2.  My health.  I am SO TIRED of feeling afraid that every ache and pain is a heartattack or something else just as serious.
3.  My life.  I am also tired of being tired.  I want to ENJOY life and not just endure it.  I want to run in races.  I want to go hiking with my kids.  I want to have FUN!
4.  My bloodwork.  I had a complete physical before starting this program,  stress test included.  My blood sugar is high and I am considered pre-diabetic.  My cholesterol was a bit elevated as were my liver enzymes.  No way, not anymore - I am going to get a CLEAN bill of health at my next check up.  That is a FACT!
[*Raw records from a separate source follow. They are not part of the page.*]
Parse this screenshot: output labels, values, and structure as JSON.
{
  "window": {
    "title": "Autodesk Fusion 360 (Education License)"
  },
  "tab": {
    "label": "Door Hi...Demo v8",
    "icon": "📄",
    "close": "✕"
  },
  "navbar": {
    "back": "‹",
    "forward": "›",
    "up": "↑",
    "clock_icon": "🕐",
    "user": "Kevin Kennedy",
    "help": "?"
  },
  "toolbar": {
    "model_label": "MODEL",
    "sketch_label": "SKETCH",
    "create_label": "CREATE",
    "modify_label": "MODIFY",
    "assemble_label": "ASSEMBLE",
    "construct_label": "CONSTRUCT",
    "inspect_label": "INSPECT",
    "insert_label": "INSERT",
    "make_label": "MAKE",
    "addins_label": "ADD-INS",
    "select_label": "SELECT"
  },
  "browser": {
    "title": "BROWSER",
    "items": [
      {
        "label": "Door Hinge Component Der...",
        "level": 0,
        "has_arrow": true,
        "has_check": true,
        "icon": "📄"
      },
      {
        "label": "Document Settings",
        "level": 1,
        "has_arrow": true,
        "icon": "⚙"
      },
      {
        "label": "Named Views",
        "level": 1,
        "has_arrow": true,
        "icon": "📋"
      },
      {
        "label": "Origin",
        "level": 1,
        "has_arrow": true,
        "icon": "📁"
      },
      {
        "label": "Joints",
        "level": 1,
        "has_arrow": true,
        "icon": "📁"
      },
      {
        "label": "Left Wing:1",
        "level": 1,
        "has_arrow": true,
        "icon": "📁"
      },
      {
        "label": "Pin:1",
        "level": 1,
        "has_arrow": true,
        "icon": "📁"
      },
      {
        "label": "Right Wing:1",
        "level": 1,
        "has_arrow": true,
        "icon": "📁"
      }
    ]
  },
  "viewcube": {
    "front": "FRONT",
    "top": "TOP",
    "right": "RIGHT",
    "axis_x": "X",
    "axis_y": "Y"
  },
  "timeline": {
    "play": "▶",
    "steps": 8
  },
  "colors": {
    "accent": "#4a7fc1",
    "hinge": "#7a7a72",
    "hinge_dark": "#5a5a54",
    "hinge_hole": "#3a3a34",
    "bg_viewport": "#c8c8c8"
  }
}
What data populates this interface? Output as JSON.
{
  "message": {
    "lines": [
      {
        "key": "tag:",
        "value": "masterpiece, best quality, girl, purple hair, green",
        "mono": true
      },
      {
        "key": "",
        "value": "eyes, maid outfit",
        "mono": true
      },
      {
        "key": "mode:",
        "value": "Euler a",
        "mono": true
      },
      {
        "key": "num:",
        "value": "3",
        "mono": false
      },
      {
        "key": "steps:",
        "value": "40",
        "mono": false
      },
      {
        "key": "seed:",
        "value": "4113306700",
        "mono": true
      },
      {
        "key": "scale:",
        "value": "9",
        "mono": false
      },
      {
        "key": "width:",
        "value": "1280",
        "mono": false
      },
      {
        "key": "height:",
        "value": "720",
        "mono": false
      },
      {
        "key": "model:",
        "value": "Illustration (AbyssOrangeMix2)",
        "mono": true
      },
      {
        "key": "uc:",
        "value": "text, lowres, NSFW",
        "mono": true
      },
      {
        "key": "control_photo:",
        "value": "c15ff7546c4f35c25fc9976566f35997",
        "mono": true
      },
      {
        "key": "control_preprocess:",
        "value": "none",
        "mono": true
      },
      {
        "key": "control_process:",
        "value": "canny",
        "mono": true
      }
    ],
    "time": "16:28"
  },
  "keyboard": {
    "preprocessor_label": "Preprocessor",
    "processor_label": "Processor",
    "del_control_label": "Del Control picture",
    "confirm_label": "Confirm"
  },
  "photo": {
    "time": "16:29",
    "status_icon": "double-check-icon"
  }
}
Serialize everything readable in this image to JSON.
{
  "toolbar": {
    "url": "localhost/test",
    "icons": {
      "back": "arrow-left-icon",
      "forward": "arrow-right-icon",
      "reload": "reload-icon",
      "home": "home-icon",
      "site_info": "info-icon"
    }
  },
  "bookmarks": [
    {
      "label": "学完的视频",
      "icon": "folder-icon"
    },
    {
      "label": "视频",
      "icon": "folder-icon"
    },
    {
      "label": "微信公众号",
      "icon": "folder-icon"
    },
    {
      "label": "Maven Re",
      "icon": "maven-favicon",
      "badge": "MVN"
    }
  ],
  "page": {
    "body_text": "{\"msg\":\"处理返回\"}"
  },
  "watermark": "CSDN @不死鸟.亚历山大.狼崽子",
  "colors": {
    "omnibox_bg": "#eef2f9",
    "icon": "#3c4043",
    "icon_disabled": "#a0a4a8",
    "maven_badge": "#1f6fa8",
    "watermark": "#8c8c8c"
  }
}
5.  My happiness.  I feel ugly.  I am embarassed of the way I look.  I don't even want that to be a consideration anymore.  I want to get up in the morning, get dressed , and not have to worry if my butt looks big in this.
6.  My disorder.  I have a pain disorder called Trigeminal Neuralgia.   It sucks.  It hurts.  I know it is eventually going to get worse - so I want to live my life to the fullest while I can.  Who knows, maybe getting fit will help.  It's worth a try!
      I know just eating right is only a piece of the fitness puzzle, so I joined a gym.  I have also begun a couch to 5k program.  I'm on day 2 right now so I'll let you know how it goes!  I am also weight training three times a week because muscle burns fat and that is the idea afterall!
     So that is my story.  I am going to blog about my journey along the way because who knows, maybe someone else out there is needing to do the same thing.  If I could give someone a little extra push in the right direction then it's all worth it!  I hope you'll join me in my journey of a thousand miles!!